By Environnementon Guest Writer
December 31, 2022
« Les COP sont un peu des machines à décevoir » déclarait François Gemenne scientifique, chercheur, membre du GIEC et professeur dans notre cher institut, à l’issue de la vingt-septième Conference Of Parties le 20 novembre. Une fois de plus, les 197 parties signataires de la CCNUCC se sont réunies dans l‘objectif de renforcer leurs engagements afin de lutter contre le réchauffement climatique.Ils se sont contentées, une fois de plus, du minimum demandé.
Certes, un accord « historique » a été signé. Gemenne le souligne lui-même. Certes, la mise en place d’un fond pour compenser les « pertes et préjudices », soit les dégâts irréversibles causés par les pays du Nord, est une victoire indéniable pour les pays les plus vulnérables. Certes, les pays industrialisés, les pollueurs historiques, reconnaissent enfin leur responsabilité et leur devoir d’indemnisation des dégâts. Certes. Des années de revendications de la part des pays les moins industrialisés sont ainsi actées sur papier et, bien que seul le contenant en soit établi, cet accord est historique : une justice climatique ressort de Sharm El-Sheikh. Pour rappel, les zones les plus exposées au changement climatique sont également les moins responsables de ce même changement, à l’image du continent africain, responsable de moins de 4% des émissions mondiales de GES et continent le plus à risque selon le GIEC.
Mais, et il est nécessaire de le préciser, cet accord n’est qu'un contenant. Laurent Fabius, président du Conseil constitutionnel et président de la COP 21, nuance ainsi la réussite de Sharm El-Sheikh : « Si on est honnêtes, on doit remarquer qu’on ne connaît ni le montant, ni les bénéficiaires, ni ceux qui vont payer ». Le texte de l’accord n’apporte donc pas de précisions sur ces sujets, qui devront attendre d’être déterminés par un comité spécial d’ici à la COP 28.
Cela constitue tout du moins une avancée. L’échec qui ressort de Sharm El-Sheikh ne vient pas de là. Notre déception découle de l’incapacité à produire une avancée véritable sur la question de la réduction de gaz à effet de serre, principal danger auquel l’humanité doit faire face et supposé objectif de ces conférences. Depuis 2015 et l’accord de Paris, avec son aspiration à parvenir à un monde climatiquement neutre d'ici le milieu du siècle, aucune avancée concrète ne s’opère. Le refus de reprendre la discussion sur la sortie des énergies fossiles, apparue à Glasgow en 2021, témoigne une nouvelle fois du poids des lobbies des entreprises fossiles. Le présent que ces derniers défendent est, de fait, plus attractif que les efforts colossaux qu’il faudra déployer en vue de garantir un futur stable. L’objectif de 1,5°C de Paris, quasiment impossible à l’heure actuelle pour Gemenne, s’éloigne davantage à chaque COP, présentée chaque année comme celle de la dernière chance. L'absence de référence à la COP 15 biodiversité tenue à la mi-décembre, quelques semaines après Sharm El-Sheikh, constitue un autre signal désastreux. La question de la biodiversité, pourtant étroitement liée à celle du climat, a été, une nouvelle fois, malencontreusement « oubliée ».
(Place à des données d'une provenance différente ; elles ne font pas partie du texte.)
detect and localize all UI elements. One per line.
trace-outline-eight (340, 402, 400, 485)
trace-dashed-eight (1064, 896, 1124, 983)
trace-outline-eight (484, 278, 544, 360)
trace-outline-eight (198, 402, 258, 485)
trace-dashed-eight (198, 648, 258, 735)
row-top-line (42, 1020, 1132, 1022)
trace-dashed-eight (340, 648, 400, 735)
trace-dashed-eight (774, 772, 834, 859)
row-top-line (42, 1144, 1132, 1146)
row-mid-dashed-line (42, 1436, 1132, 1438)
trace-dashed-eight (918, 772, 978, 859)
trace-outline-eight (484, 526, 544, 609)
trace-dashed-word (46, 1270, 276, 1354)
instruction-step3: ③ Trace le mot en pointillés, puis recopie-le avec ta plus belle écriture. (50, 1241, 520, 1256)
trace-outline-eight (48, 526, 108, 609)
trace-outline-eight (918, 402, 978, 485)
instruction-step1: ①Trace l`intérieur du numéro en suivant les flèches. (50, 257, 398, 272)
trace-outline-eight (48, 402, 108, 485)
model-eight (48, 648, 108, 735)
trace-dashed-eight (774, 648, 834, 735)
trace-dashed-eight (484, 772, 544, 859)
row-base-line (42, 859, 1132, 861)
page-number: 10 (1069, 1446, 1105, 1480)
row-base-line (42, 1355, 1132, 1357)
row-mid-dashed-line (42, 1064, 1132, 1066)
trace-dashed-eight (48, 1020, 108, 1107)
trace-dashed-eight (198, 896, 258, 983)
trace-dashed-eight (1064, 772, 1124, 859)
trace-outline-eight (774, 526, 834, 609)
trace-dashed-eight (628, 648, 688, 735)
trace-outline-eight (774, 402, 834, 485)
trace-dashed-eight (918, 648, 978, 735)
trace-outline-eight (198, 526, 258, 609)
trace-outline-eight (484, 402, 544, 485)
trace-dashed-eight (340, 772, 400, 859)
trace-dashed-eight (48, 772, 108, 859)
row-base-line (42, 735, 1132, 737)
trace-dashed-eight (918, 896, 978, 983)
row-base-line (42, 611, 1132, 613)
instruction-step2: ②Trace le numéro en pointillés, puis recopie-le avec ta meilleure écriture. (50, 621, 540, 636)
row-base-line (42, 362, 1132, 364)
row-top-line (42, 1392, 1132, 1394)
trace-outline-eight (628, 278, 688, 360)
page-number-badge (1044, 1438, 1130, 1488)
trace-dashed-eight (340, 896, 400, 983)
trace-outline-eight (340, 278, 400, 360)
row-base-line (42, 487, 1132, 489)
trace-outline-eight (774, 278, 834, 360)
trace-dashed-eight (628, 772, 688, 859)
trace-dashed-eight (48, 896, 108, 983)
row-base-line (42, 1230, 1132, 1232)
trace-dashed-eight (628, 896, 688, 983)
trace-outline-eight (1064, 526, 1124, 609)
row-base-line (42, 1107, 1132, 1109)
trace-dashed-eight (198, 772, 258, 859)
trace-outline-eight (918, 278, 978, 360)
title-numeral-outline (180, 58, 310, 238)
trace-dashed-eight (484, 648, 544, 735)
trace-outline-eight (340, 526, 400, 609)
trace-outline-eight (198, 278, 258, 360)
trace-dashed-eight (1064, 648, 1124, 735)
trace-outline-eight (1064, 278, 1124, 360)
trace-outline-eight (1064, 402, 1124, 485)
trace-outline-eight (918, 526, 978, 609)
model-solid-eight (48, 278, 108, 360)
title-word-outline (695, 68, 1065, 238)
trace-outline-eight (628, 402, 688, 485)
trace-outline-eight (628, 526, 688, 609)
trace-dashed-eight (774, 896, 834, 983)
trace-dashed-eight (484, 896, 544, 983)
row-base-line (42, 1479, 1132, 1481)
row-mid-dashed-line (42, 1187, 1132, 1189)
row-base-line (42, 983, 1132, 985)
Les déceptions sont ainsi nombreuses à l’issue de cette COP, notamment de la part des hauts dirigeants. Contrairement au président de la conférence, Sameh Choukri, qui déclare « nous avons finalement rempli notre mission », déclaration déroutante au vu du manque de progrès, l’UE, le secrétaire général de l’ONU, Antonio Guterres, ou encore la France se disent déçus de cette COP et de son manque d’ambition. L’accord final qui en ressort n’appelle ainsi qu’à une réduction « rapide » des émissions, sans grande précision sur cette rapidité et sans nouvelles mesures pour aller en ce sens.
La COP 28 de Dubaï, censée tirer un premier bilan mondial de l’action climatique, n’en sera que plus décevante et alarmante tant l'absence de ces mêmes actions est frappante.